ADDB contains information describing ongoing activity of C2 system. This information is stored on persistent storage and can be later queried and retrieved to analyze system behavior.

Items

  • The overall idea of ADDB is to accumulate and store certain auxiliary information during execution of C1 file operations. This information can be later used to analyze past system behavior. Compare this with Lustre logging system. The critical differences are:
    • ADDB has format suitable for later processing, including querying;
    • ADDB is populated systematically rather than in ad hoc manner;
    • ADDB is designed to be stored on persistent storage.
  • ADDB consists of records and each record consists of data points. A data point is a result of an individual measurement of a certain system parameter or a description of an event of interest.

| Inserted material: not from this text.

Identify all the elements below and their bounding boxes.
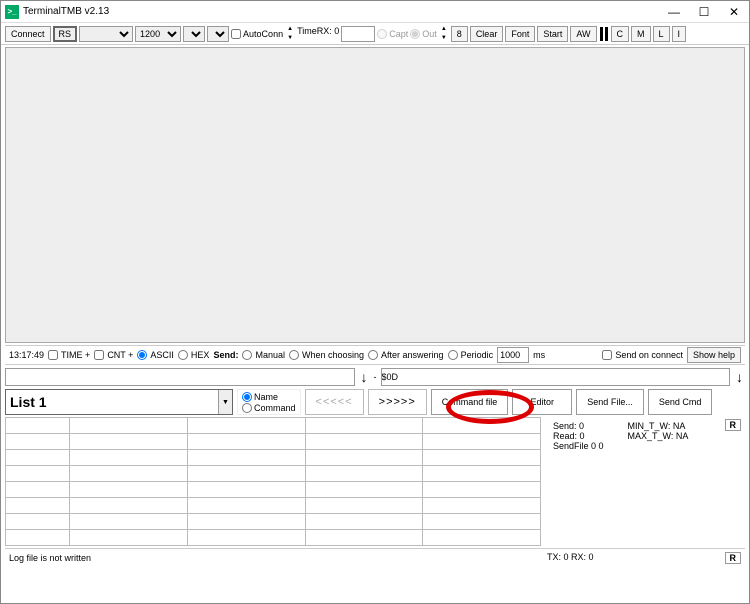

  • Examples of event data points are:
    • memory allocation failed;
    • RPC timed out;
    • disk transfer took longer than a threshold time
  • From the examples above it is clear that measurements fall into two classes: measurements pertaining to a particular file system activity (RPC execution, cache write-back, etc.) and measurements not related to any specific activity (resource utilization measurements, queue length, etc.).

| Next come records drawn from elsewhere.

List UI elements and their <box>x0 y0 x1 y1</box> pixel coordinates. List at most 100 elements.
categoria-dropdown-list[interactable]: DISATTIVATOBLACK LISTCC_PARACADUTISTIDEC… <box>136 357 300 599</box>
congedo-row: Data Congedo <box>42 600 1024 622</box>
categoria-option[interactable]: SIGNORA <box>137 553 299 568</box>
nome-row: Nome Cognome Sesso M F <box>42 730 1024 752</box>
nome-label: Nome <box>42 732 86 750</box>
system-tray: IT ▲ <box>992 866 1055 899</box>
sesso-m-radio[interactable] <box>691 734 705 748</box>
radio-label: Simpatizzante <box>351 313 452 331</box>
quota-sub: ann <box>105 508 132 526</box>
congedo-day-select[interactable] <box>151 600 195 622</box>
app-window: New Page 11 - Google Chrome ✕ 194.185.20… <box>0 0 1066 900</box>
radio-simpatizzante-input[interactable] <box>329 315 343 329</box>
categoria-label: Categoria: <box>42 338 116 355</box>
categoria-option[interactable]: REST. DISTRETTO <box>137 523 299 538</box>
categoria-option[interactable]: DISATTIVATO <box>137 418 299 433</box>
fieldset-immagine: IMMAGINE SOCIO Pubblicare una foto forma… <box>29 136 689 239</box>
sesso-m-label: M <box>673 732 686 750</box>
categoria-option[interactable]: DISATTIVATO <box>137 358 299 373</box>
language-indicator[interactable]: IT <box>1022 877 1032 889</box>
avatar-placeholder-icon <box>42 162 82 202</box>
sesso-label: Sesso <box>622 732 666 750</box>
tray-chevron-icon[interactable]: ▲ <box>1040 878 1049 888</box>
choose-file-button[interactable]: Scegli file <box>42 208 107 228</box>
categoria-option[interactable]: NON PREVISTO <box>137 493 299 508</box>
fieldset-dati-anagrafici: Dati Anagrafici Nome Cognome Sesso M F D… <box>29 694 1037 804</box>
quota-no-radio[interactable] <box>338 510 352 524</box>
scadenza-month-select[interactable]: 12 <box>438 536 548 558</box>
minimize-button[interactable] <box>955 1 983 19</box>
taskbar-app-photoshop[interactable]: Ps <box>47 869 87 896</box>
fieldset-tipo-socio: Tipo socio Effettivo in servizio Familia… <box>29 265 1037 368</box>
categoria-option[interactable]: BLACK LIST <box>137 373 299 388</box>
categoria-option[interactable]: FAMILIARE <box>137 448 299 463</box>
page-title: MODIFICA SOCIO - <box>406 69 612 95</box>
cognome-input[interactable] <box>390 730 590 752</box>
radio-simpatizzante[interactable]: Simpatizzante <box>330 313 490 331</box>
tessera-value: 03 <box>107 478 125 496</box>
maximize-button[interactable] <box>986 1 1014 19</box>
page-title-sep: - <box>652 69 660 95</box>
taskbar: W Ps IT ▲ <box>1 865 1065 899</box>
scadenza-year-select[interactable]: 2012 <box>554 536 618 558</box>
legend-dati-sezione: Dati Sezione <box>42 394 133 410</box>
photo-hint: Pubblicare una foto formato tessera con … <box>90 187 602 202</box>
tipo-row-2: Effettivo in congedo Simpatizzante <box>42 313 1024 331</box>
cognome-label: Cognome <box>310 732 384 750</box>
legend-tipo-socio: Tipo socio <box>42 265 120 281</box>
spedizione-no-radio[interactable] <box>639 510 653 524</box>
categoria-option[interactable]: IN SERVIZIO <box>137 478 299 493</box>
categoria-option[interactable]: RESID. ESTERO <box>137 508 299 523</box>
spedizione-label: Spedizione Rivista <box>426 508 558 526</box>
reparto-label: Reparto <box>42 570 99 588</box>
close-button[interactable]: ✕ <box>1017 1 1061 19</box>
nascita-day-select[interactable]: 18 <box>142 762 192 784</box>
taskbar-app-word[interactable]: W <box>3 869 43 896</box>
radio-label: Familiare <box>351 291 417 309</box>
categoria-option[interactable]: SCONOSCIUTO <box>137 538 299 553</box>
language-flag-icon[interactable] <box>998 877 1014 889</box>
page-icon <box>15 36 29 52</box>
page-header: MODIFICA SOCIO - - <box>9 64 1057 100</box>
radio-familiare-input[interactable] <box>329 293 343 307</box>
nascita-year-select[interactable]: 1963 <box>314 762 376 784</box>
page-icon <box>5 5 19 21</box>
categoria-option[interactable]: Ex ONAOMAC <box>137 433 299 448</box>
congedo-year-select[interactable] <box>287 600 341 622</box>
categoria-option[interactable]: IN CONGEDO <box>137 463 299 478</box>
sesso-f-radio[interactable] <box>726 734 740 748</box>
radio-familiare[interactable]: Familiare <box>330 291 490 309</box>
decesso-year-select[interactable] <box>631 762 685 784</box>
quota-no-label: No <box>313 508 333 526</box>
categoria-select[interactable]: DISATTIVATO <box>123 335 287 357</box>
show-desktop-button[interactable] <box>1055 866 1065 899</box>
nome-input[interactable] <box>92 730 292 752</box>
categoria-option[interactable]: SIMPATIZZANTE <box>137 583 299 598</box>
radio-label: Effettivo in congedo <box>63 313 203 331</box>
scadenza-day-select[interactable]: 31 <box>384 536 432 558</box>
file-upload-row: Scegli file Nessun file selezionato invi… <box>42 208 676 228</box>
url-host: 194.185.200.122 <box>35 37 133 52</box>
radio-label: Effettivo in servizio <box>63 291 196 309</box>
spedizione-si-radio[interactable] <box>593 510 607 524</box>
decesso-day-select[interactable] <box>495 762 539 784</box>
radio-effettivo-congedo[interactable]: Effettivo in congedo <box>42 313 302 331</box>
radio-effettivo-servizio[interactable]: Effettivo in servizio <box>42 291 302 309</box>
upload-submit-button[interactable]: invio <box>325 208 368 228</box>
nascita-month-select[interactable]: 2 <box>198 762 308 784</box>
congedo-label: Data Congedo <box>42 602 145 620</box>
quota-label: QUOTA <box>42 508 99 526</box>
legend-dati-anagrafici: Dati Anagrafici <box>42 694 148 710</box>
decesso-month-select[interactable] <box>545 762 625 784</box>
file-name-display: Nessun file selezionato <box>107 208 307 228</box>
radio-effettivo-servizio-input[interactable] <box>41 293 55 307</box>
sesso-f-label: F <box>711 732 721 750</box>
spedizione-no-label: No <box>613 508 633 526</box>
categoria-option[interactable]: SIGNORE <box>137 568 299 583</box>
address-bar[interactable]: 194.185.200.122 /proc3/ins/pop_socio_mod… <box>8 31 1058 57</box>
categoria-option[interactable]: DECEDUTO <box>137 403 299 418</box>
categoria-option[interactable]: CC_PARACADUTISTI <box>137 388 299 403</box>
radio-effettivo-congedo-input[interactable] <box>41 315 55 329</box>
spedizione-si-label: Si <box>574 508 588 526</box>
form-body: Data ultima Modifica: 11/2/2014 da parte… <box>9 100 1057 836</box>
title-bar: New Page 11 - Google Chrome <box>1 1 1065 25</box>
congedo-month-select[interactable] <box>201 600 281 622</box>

  • ADDB records are written to persistent storage by C2 back-end. There is an important difference between ADDB and other persistent data structures such as FOL, file data or meta-data: ADDB is a useful convenience, but it is not required for system correctness. While undesired, ADDB record loss won't render system inconsistent. As a result, it is not necessary to write ADDB transaction ally. ADDB IO can be piggy-backed to other transfers or can be directed to a separate device with a lower throughput.
  • ADDB is accumulated during normal system activity. Once written, ADDB record stays on storage for a long time, until ADDB is explicitly pruned by administrator.
  • ADDB records should have self-identifiable structure: it should be possible to discover the data-points contained in the record. This is required to make addition of new data-point collecting calls as easy as possible (i.e., no changes to user-level tools) and to make ADDB and ADDB tools interoperable between versions.
  • ADDB must contain enough information to recover important aspects of system behavior. Specifically, this means that ADDB should at least contain information about all RPCs executed by the system. This implies some degree of duplication between FOL and ADDB. It is possible to link corresponding ADDB and FOL records to each other, but this introduces a dependency between FOL and ADDB pruning.
  • The simplest ADDB use is to replay it to see how system behaved in the past. A typical example, is replaying ADDB on the next day to understand why last night MPI job ran slow.
  • A more interesting usage is to filter ADDB to concentrate on particular aspects of system, e.g., on requests sent from a particular set of clients or operations against a particular set of files. This is achieved by loading ADDB into a data-base and running queries on it through management tools interfaces.
  • Even more interesting ADDB usage is to see how system would have behaved if some parameters were different. For example, one can take a ADDB trace of N clients working on a particular set of files and process it to represent a trace coming out of of M clients. Similarly, one can change layout parameters (striping, etc.). The resulting ADDB is then fed as an input to a simulator.